French you don’t learn at school: ‘genre’
When is it, like, ok to use ‘genre’?
This column exists to bring to your attention certain words or phrases – and, in some cases, alternative uses for them – that rarely form part of a formal education for French language learners, largely because they inhabit the strange world of ‘fillers’.
Namely, words that a sentence could exist without, but which add some colour or inferred tone.
The word genre is a good example.
It has many meanings (origin: the Latin, genus), not least the familiar ‘gender’ or type – we use it in English when alluding to ‘a category of artistic, musical, or literary composition characterised by a particular style, form, or content’, as your dictionary will tell you.
Another use in French is when questioning if someone is telling the truth (while actually implying they are fibbing).
Someone might say to you “J’ai gagné le loto” (“I won the lottery”) to which you might reply “Oui, genre!” – like saying “Yeah, right!
However, it can also be heard in an altogether more tricksy context.

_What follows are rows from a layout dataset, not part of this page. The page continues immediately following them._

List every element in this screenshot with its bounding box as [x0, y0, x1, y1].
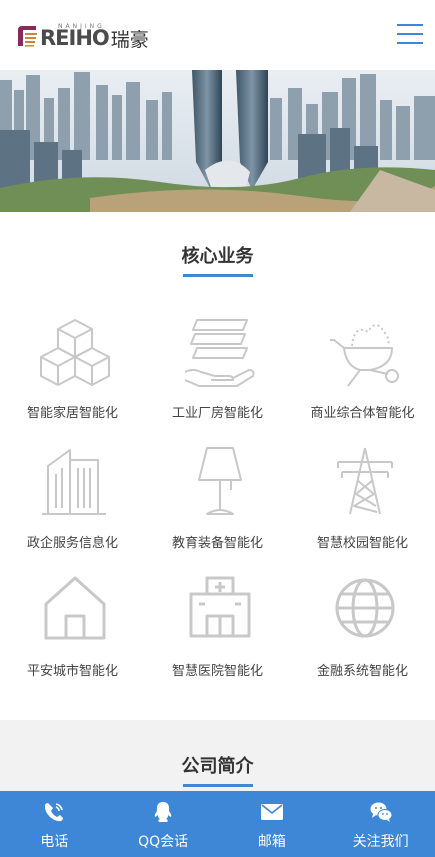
- biz-label: 政企服务信息化: [26, 536, 118, 551]
- cubes-icon: [40, 318, 110, 388]
- biz-item-education-equipment[interactable]: 教育装备智能化: [145, 446, 290, 566]
- logo-cn-text: 瑞豪: [110, 28, 149, 51]
- biz-label: 智慧校园智能化: [316, 536, 408, 551]
- biz-label: 商业综合体智能化: [310, 406, 415, 421]
- bottom-label: QQ会话: [138, 834, 189, 850]
- bottom-contact-bar: 电话 QQ会话 邮箱 关注我们: [0, 791, 435, 857]
- biz-label: 工业厂房智能化: [171, 406, 263, 421]
- qq-icon: [152, 801, 174, 823]
- title-underline: [183, 784, 253, 787]
- biz-item-smart-campus[interactable]: 智慧校园智能化: [290, 446, 435, 566]
- core-business-title: 核心业务: [181, 246, 254, 267]
- buildings-icon: [40, 446, 110, 516]
- power-tower-icon: [330, 446, 400, 516]
- bottom-label: 关注我们: [352, 834, 409, 850]
- bottom-item-mail[interactable]: 邮箱: [218, 791, 327, 857]
- wheelbarrow-icon: [324, 318, 400, 388]
- bottom-item-wechat[interactable]: 关注我们: [326, 791, 435, 857]
- biz-item-safe-city[interactable]: 平安城市智能化: [0, 574, 145, 694]
- biz-item-gov-enterprise[interactable]: 政企服务信息化: [0, 446, 145, 566]
- biz-label: 教育装备智能化: [171, 536, 263, 551]
- biz-item-commercial-complex[interactable]: 商业综合体智能化: [290, 318, 435, 438]
- biz-label: 金融系统智能化: [316, 664, 408, 679]
- biz-item-industrial-plant[interactable]: 工业厂房智能化: [145, 318, 290, 438]
- biz-item-financial-system[interactable]: 金融系统智能化: [290, 574, 435, 694]
- biz-label: 智慧医院智能化: [171, 664, 263, 679]
- house-icon: [40, 574, 110, 644]
- biz-item-smart-home[interactable]: 智能家居智能化: [0, 318, 145, 438]
- banner-image: [0, 70, 435, 212]
- biz-label: 平安城市智能化: [26, 664, 118, 679]
- logo-mark-icon: [16, 24, 38, 48]
- logo[interactable]: NANJING REIHO 瑞豪: [16, 22, 149, 51]
- phone-icon: [43, 801, 65, 823]
- globe-icon: [330, 574, 400, 644]
- wechat-icon: [370, 801, 393, 823]
- hospital-icon: [185, 574, 255, 644]
- bottom-item-phone[interactable]: 电话: [0, 791, 109, 857]
- bottom-label: 邮箱: [257, 834, 286, 850]
- biz-label: 智能家居智能化: [26, 406, 118, 421]
- bottom-label: 电话: [40, 834, 69, 850]
- title-underline: [183, 274, 253, 277]
- biz-item-smart-hospital[interactable]: 智慧医院智能化: [145, 574, 290, 694]
- lamp-icon: [185, 446, 255, 516]
- bottom-item-qq[interactable]: QQ会话: [109, 791, 218, 857]
- header: NANJING REIHO 瑞豪: [0, 0, 435, 70]
- hand-layers-icon: [184, 318, 255, 388]
- mail-icon: [260, 801, 283, 823]
- hamburger-menu-icon[interactable]: [397, 22, 423, 46]
- company-title: 公司简介: [181, 756, 254, 777]
- logo-sub-text: NANJING: [58, 23, 105, 30]
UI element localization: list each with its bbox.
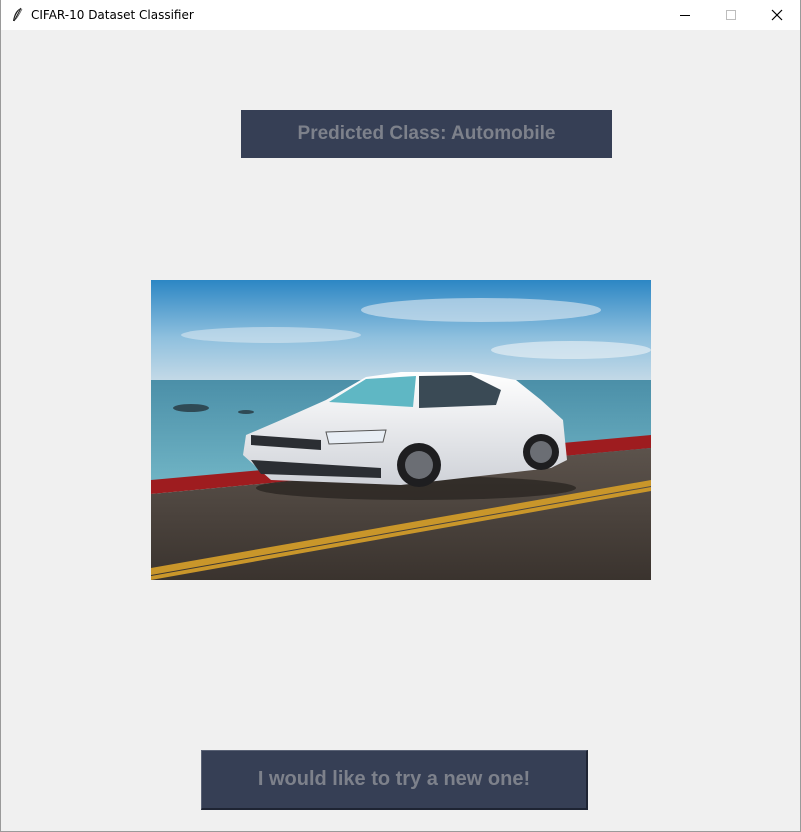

Mastering this might make you sound more authentically French but there is one serious proviso – it is mainly used by adolescents, and traditionalists would probably harrumph in contempt at your attempt at sounding youthful.
Much like the regrettably overused word ‘like’ in English, genre in French is preferred by youngsters.
For example, a teacher might say “Attention, il y aura une évaluation lundi” (“Look out, there will be a test on Monday”). A pupil might reply, partly in anguished disbelief: “Genre, une vraie évaluation, Madame?”) (“Like, a real test, Miss?”) Yes, like a real test!